Unfortunately, with still too many dollars chasing too few independent VC thinkers, red oceans are the norm amongst venture-backed companies rather than the exception. This happens because lemming-like investors pile onto an idea that some leader takes on and fund three, four, or more startups with substantially the same product or service in substantially the same marketplace.
In any case, this puts a premium on the presenter to properly account for their competition. I think there are three principles here for pitches that meet the needs of investor audiences:
- Be Respectful of your competition. I talked about this at some length in an earlier post. Gist of it show that you do not underestimate them, but have a plan for overcoming them.

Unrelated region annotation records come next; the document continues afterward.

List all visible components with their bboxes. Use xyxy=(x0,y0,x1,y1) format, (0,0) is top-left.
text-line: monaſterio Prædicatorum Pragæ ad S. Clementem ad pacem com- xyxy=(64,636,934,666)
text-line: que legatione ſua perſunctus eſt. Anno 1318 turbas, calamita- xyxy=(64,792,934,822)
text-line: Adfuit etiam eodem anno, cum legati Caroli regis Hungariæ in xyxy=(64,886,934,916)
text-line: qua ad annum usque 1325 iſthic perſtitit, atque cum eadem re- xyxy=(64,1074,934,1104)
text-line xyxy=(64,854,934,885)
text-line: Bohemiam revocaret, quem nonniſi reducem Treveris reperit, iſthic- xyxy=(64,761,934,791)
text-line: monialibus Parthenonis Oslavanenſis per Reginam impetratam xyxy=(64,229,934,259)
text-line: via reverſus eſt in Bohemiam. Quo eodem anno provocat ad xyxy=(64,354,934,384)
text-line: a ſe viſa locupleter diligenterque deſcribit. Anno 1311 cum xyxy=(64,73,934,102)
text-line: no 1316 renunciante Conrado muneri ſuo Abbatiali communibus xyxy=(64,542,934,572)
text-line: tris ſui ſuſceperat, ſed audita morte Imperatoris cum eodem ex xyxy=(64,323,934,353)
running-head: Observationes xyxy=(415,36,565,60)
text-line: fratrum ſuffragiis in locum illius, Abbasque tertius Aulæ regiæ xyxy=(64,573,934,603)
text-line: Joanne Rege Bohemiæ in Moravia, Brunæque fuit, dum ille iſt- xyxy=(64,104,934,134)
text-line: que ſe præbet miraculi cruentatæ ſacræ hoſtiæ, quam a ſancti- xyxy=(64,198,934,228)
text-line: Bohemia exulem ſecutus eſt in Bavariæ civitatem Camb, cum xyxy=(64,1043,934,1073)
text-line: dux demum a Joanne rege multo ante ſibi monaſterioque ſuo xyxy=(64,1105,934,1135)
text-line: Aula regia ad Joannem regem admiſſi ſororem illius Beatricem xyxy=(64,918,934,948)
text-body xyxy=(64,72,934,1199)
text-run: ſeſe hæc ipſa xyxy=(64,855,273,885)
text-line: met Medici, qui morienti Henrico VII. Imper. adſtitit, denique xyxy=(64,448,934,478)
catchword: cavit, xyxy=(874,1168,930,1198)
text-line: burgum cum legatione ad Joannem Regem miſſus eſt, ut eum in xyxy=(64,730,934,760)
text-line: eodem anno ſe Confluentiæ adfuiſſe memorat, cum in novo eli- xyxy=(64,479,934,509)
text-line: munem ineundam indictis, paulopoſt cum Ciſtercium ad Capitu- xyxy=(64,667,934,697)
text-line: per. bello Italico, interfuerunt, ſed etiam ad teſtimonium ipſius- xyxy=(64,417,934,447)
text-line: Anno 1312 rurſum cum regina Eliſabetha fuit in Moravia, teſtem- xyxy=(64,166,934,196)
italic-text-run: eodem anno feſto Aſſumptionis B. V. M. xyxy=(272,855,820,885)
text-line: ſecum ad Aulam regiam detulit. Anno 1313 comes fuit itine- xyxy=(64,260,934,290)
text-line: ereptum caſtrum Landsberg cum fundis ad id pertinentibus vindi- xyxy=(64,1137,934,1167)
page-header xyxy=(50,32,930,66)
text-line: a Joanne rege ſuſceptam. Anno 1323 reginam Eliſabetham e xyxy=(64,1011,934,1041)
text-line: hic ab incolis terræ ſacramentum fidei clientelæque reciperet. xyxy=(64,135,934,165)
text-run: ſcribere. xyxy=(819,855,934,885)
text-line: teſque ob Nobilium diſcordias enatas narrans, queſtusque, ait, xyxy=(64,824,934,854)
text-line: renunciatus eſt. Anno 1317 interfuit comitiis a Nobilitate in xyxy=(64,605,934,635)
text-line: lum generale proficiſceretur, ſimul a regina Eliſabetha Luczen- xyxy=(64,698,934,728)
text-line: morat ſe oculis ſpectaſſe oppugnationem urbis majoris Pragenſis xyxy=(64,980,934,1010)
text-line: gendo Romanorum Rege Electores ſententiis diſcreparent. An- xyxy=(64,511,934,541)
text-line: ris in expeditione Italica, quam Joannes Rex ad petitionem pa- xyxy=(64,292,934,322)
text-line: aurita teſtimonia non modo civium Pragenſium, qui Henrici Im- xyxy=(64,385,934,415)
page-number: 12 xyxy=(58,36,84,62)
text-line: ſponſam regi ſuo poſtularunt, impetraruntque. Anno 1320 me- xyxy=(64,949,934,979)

- Focus more on incumbents than startups. This is very good marketing advice in any case. For the most part, your customer prospects will have heard of the incumbents – the gorillas or others in your space – before they will have heard of your startup rivals. There’s no sense educating them about your rivals if they haven’t heard of them already. So it just makes sense in a customer pitch to show how you are superior to the existing players rather than the striving new ones. This applies to the investor pitch as well. The main thing is to get your potential customers to try something new, and the main thing your investors will care about is likely how you will do that. (Of course, you should have slides in reserve about your competitors in case they ask.)
- Have a crisp Hammacher-Schlemmer Promise. Very important for investors as well as the market. I posted about this here.